The economic success Poland has experienced in recent years is not matched with similar achievements in innovation. As further progress is not possible by using only traditional approaches, there is a common understanding among the political and intellectual elite that the country needs to boost the quality of higher education and research.
That need has recently triggered the second wave of legislative activity focused on promoting quality in the research and university sectors, as well as in facilitating the relevant legal and financial environments. The recently introduced changes are rather moderate refinements of the set of acts passed by the Polish Parliament in 2010. The major achievement of the legislative framework set five years ago was the creation of a new basis for financing research by launching two independent funding agencies: the National Science Centre (NCN), responsible for supporting basic research, and the National Centre for Research and Development (NCBR), focusing on applied research. The rationale behind the creation of the NCN and NCBR was to change the shape of Polish research and to enhance its competitiveness on a global scale. Another important act and relevant regulation introduced by the Ministry of Science and Higher Education set a basis for public funding of research institutions, including universities.
Prior to the new regulations, public institutions received the so called “statutory” funding calculated according to a complex mathematical formula, taking into account various factors, such as the number of employed researchers or the category of the institution based on the current ranking. The final allocated amount was strongly dependent on the long term prior history, sometimes favouring weak institutions with a glorious past.
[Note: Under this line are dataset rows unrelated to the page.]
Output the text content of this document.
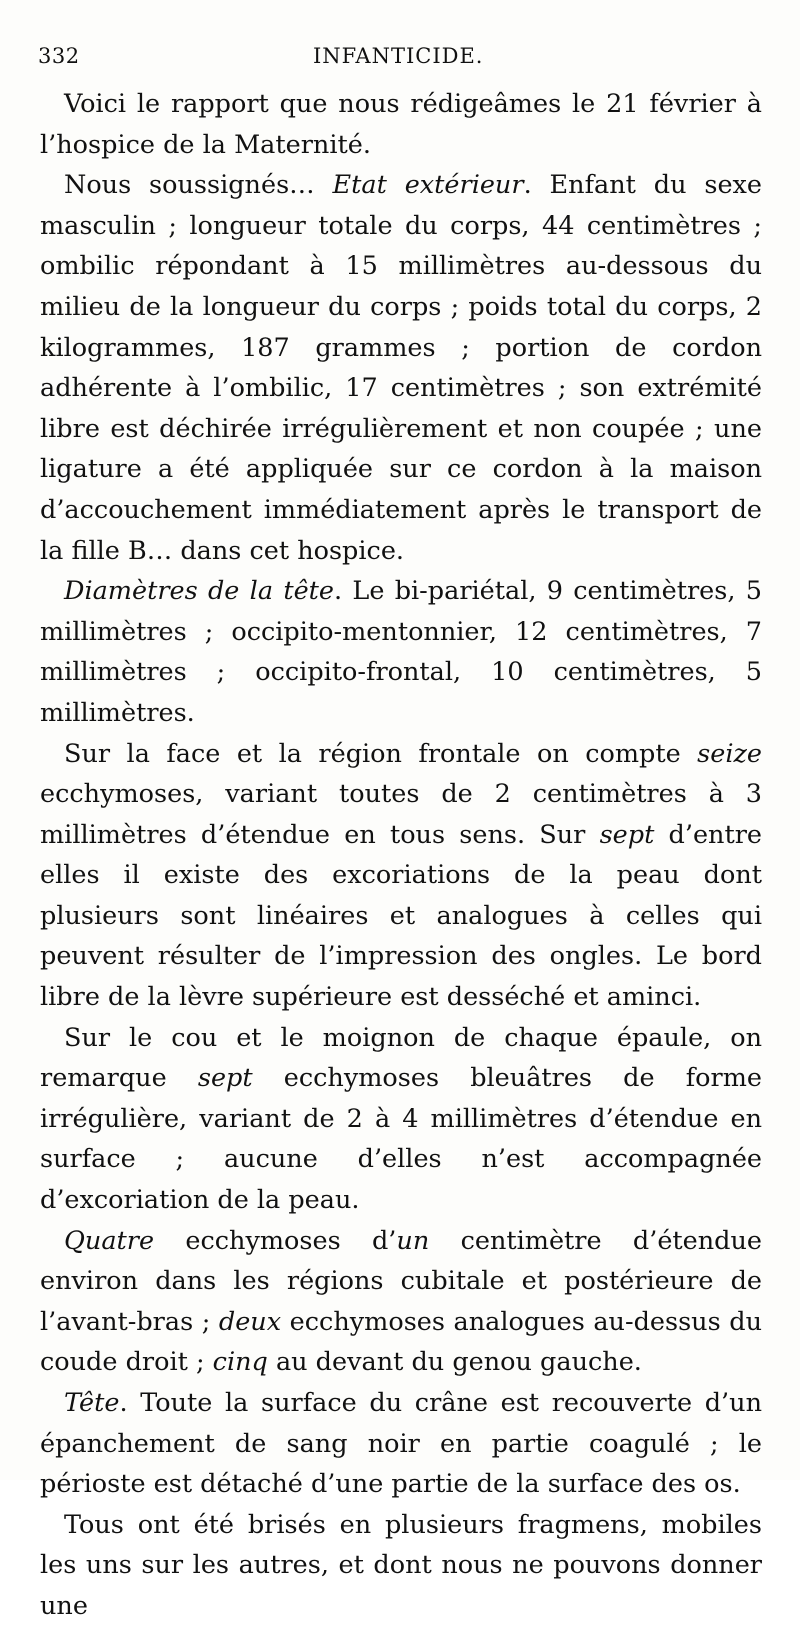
332	INFANTICIDE.

Voici le rapport que nous rédigeâmes le 21 février à l’hospice de la Maternité.

Nous soussignés… Etat extérieur. Enfant du sexe masculin ; longueur totale du corps, 44 centimètres ; ombilic répondant à 15 millimètres au-dessous du milieu de la longueur du corps ; poids total du corps, 2 kilogrammes, 187 grammes ; portion de cordon adhérente à l’ombilic, 17 centimètres ; son extrémité libre est déchirée irrégulièrement et non coupée ; une ligature a été appliquée sur ce cordon à la maison d’accouchement immédiatement après le transport de la fille B… dans cet hospice.

Diamètres de la tête. Le bi-pariétal, 9 centimètres, 5 millimètres ; occipito-mentonnier, 12 centimètres, 7 millimètres ; occipito-frontal, 10 centimètres, 5 millimètres.

Sur la face et la région frontale on compte seize ecchymoses, variant toutes de 2 centimètres à 3 millimètres d’étendue en tous sens. Sur sept d’entre elles il existe des excoriations de la peau dont plusieurs sont linéaires et analogues à celles qui peuvent résulter de l’impression des ongles. Le bord libre de la lèvre supérieure est desséché et aminci.

Sur le cou et le moignon de chaque épaule, on remarque sept ecchymoses bleuâtres de forme irrégulière, variant de 2 à 4 millimètres d’étendue en surface ; aucune d’elles n’est accompagnée d’excoriation de la peau.

Quatre ecchymoses d’un centimètre d’étendue environ dans les régions cubitale et postérieure de l’avant-bras ; deux ecchymoses analogues au-dessus du coude droit ; cinq au devant du genou gauche.

Tête. Toute la surface du crâne est recouverte d’un épanchement de sang noir en partie coagulé ; le périoste est détaché d’une partie de la surface des os.

Tous ont été brisés en plusieurs fragmens, mobiles les uns sur les autres, et dont nous ne pouvons donner une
The current change weakens that heavy tailed dependence and will base financing on the quality of current research.
In my opinion, one of the stumbling blocks to make Poland more innovative is the current career model in research with its rigid academic degree hierarchy, consisting of Ph.D., Habilitated Doctorate, and Professor (title granted by the President of Poland). Such a system hinders researcher mobility among institutions and, even worse, between academia and industry.
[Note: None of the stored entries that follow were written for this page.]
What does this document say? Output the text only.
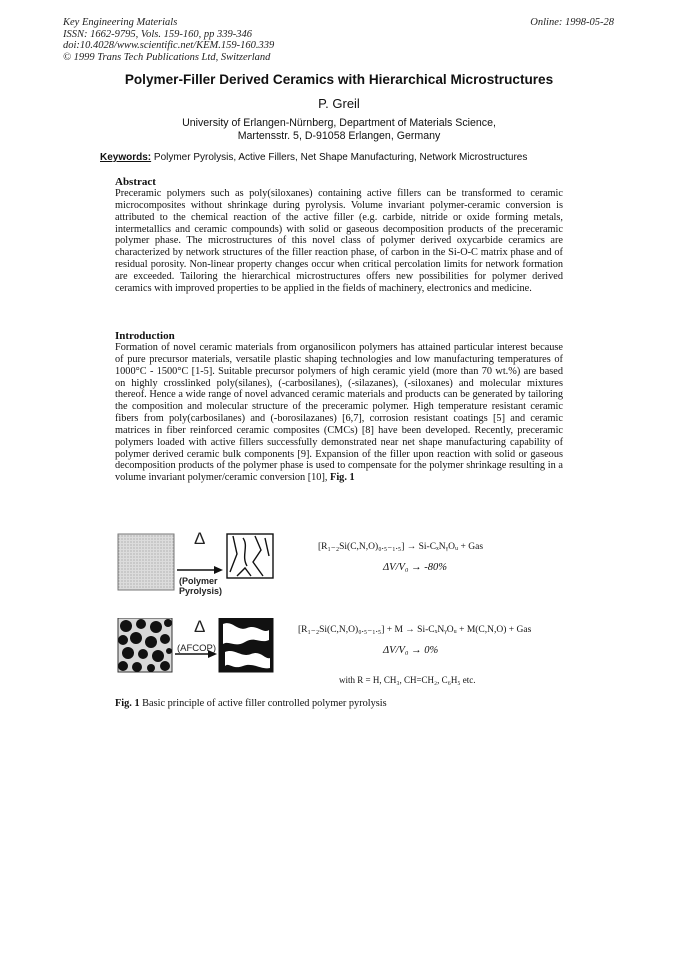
Key Engineering Materials
ISSN: 1662-9795, Vols. 159-160, pp 339-346
doi:10.4028/www.scientific.net/KEM.159-160.339
© 1999 Trans Tech Publications Ltd, Switzerland
Online: 1998-05-28
Polymer-Filler Derived Ceramics with Hierarchical Microstructures
P. Greil
University of Erlangen-Nürnberg, Department of Materials Science,
Martensstr. 5, D-91058 Erlangen, Germany
Keywords: Polymer Pyrolysis, Active Fillers, Net Shape Manufacturing, Network Microstructures
Abstract
Preceramic polymers such as poly(siloxanes) containing active fillers can be transformed to ceramic microcomposites without shrinkage during pyrolysis. Volume invariant polymer-ceramic conversion is attributed to the chemical reaction of the active filler (e.g. carbide, nitride or oxide forming metals, intermetallics and ceramic compounds) with solid or gaseous decomposition products of the preceramic polymer phase. The microstructures of this novel class of polymer derived oxycarbide ceramics are characterized by network structures of the filler reaction phase, of carbon in the Si-O-C matrix phase and of residual porosity. Non-linear property changes occur when critical percolation limits for network formation are exceeded. Tailoring the hierarchical microstructures offers new possibilities for polymer derived ceramics with improved properties to be applied in the fields of machinery, electronics and medicine.
Introduction
Formation of novel ceramic materials from organosilicon polymers has attained particular interest because of pure precursor materials, versatile plastic shaping technologies and low manufacturing temperatures of 1000°C - 1500°C [1-5]. Suitable precursor polymers of high ceramic yield (more than 70 wt.%) are based on highly crosslinked poly(silanes), (-carbosilanes), (-silazanes), (-siloxanes) and molecular mixtures thereof. Hence a wide range of novel advanced ceramic materials and products can be generated by tailoring the composition and molecular structure of the preceramic polymer. High temperature resistant ceramic fibers from poly(carbosilanes) and (-borosilazanes) [6,7], corrosion resistant coatings [5] and ceramic matrices in fiber reinforced ceramic composites (CMCs) [8] have been developed. Recently, preceramic polymers loaded with active fillers successfully demonstrated near net shape manufacturing capability of polymer derived ceramic bulk components [9]. Expansion of the filler upon reaction with solid or gaseous decomposition products of the polymer phase is used to compensate for the polymer shrinkage resulting in a volume invariant polymer/ceramic conversion [10], Fig. 1
Δ
(Polymer
Pyrolysis)
[R₁₋₂Si(C,N,O)₀.₅₋₁.₅] → Si-CₓNᵧOᵤ + Gas
ΔV/V₀ → -80%
Δ
(AFCOP)
[R₁₋₂Si(C,N,O)₀.₅₋₁.₅] + M → Si-CₓNᵧOᵤ + M(C,N,O) + Gas
ΔV/V₀ → 0%
with R = H, CH₃, CH=CH₂, C₆H₅ etc.
Fig. 1 Basic principle of active filler controlled polymer pyrolysis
Unfortunately, the resistance of the scientific community makes the removal of the two higher degrees politically difficult. Instead, the recent changes in the legislative act concerning tertiary educational institutions aim at better quality control of the degree granting process. They also promote interdisciplinary research.
Pro‐innovation moves in the latest legislation define a new, more flexible legal framework for commercialisation of research results, as well as include support for programme curricula defined jointly by universities and business, three‐month long student internships in enterprises within job‐oriented curricula, and support for life‐long learning. The new law also facilitates cooperation between universities, including forming unions between different entities.
Although all these changes improve the environment for innovation, I do not believe they solve major problems haunting Polish universities and other scientific institutions, i.e., poor career models, limited researcher mobility, and imperfect management practices. On the other hand, a better understanding of the importance of innovation in industry, along with the availability of a well‐educated workforce, results in growing spending on research by private business. The fair and well‐targeted distribution of research grants by the two funding agencies also increases the chances of success of Poland in the innovation arena.